Closure of constant function 1 on the complex set

[victorvmotti]

TL;DR Summary

How can we find that the topological closure of the 1 constant function?

I'm watching this video to which discusses how to find the domain of the self-adjoint operator for momentum on a closed interval.



At moment 46:46 minutes above we consider the constant function 1

$$f:[0,2\pi] \to \mathbb{C}$$
$$f(x)=1$$

The question is that:

How can we show that the topological closure of the 1 function : $$\overline{\{1\}}$$ is all the complex constant functions on the domain above?

Put it another way, how can we show that a constant function can be a limit of a series of 1 function?

 

[martinbn]

The question is that:

How can we show that the topological closure of the 1 function : $$\overline{\{1\}}$$ is all the complex constant functions on the domain above?

Put it another way, how can we show that a constant function can be a limit of a series of 1 function?

This $\overline{\{1\}}$ means the smallest closed subspace that contains $\{1\}$, which is all constant functions.

 

[victorvmotti]

Sorry still not clear. I need a sort of easy to follow proof if possible. When we put a bar on a set, according to the video, we mean the topological closure, or that there exists a series with the limit equal to constant functions. But this is not clear for me.

 

[PeroK]

Sorry still not clear. I need a sort of easy to follow proof if possible. When we put a bar on a set, according to the video, we mean the topological closure, or that there exists a series with the limit equal to constant functions. But this is not clear for me.

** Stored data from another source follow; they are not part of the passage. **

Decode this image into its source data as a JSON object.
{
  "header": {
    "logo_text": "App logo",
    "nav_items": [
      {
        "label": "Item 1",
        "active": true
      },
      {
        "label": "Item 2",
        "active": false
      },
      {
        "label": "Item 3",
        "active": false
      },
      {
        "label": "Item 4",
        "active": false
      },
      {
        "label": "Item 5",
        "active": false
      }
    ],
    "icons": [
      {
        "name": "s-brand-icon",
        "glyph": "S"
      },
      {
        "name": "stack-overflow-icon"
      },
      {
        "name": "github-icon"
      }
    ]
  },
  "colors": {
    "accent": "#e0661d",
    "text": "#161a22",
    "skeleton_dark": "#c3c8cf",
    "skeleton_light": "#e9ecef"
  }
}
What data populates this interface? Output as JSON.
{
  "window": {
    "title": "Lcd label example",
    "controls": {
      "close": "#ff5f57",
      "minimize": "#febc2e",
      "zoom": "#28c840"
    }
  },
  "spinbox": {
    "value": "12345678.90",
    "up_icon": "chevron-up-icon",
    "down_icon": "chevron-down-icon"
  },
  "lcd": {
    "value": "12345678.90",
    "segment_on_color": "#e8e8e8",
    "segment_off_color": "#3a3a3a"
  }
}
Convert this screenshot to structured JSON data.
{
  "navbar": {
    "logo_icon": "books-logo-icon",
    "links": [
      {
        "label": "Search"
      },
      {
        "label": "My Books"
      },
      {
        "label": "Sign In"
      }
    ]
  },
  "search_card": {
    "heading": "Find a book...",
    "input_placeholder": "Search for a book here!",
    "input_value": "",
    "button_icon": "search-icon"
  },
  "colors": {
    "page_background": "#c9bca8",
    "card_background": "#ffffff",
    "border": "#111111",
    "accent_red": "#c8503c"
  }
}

It must be the topological closure of the subspace spanned by that function. The closure of a single function is just the function.

 

[victorvmotti]

Let me ask the question another way.

Consider the vector space of functions from a real interval to complex numbers.

If this vector space is seen as a topological space how can we apply the definition of the topological closure to show that the topological closure of the constant function 1, sending the interval to complex number 1, is the span of it.

In other words, why is that all the constant functions in this vector space is the topological closure of the constant function 1?

 

[PeroK]

In other words, why is that all the constant functions in this vector space is the topological closure of the constant function 1?

It isn't.

 

[victorvmotti]

So the lecturer is wrong?

I also thought that only the function 1 is the topological closure of the function 1.

And this claim confused me.

 

[PeroK]

So the lecturer is wrong?

I also thought that only the function 1 is the topological closure of the function 1.

And this claim confused me.

By "closure" he means "closure of the subspace spanned by the vector". Also, he says that the closure is the complement of the complement. Here he means "orthogonal complement of the orthogonal complement".

He's just using these terms as abbreviations.

 

[victorvmotti]

Thanks for the reassurance. Now it makes sense.

 

[martinbn]

Thanks for the reassurance. Now it makes sense.

If this takes so long to convince you, then how did you cope with the rest of the lecture?

 

[victorvmotti]

The rest was pretty clear. But this part what is written was not the same as what was said! Hence the confusion.
The closure of the "span" of the function 1 is all the constant functions. But as written on the blackboard it shows that as if the closure of the function 1 itself is all the constant functions.

 

[victorvmotti]

Here is the proof.

We show that $(\{1\}^\perp)^\perp =$ the set of constants functions on $[0,1]$.

One inclusion:

If $c$ is any constant and $\int_0^1 1 \cdot \bar{f} = 0$, then $\int_0^1 f \cdot \bar{c} = \overline{ c \int_0^1 1 \cdot \bar{f}} = 0$.

This shows all constants functions are contained in $(\{1\}^\perp)^\perp$.

The other inclusion:

Suppose that $g \in (\{1\}^\perp)^\perp$.

Now consider $h = g - \int_0^1 g \in \{1\}^\perp$

Note that $\langle h, h \rangle=\langle h, g-c \rangle=\langle h, g \rangle- \langle h,c \rangle$, where $c= \int_{0}^{1}g$

$\langle h, g \rangle=0$.

$\langle h, c \rangle = \langle g-c, c \rangle =0$.

$\langle h, h \rangle =0$.

$h=0$

$g=c$

This shows all functions contained in $(\{1\}^\perp)^\perp$ are constant functions.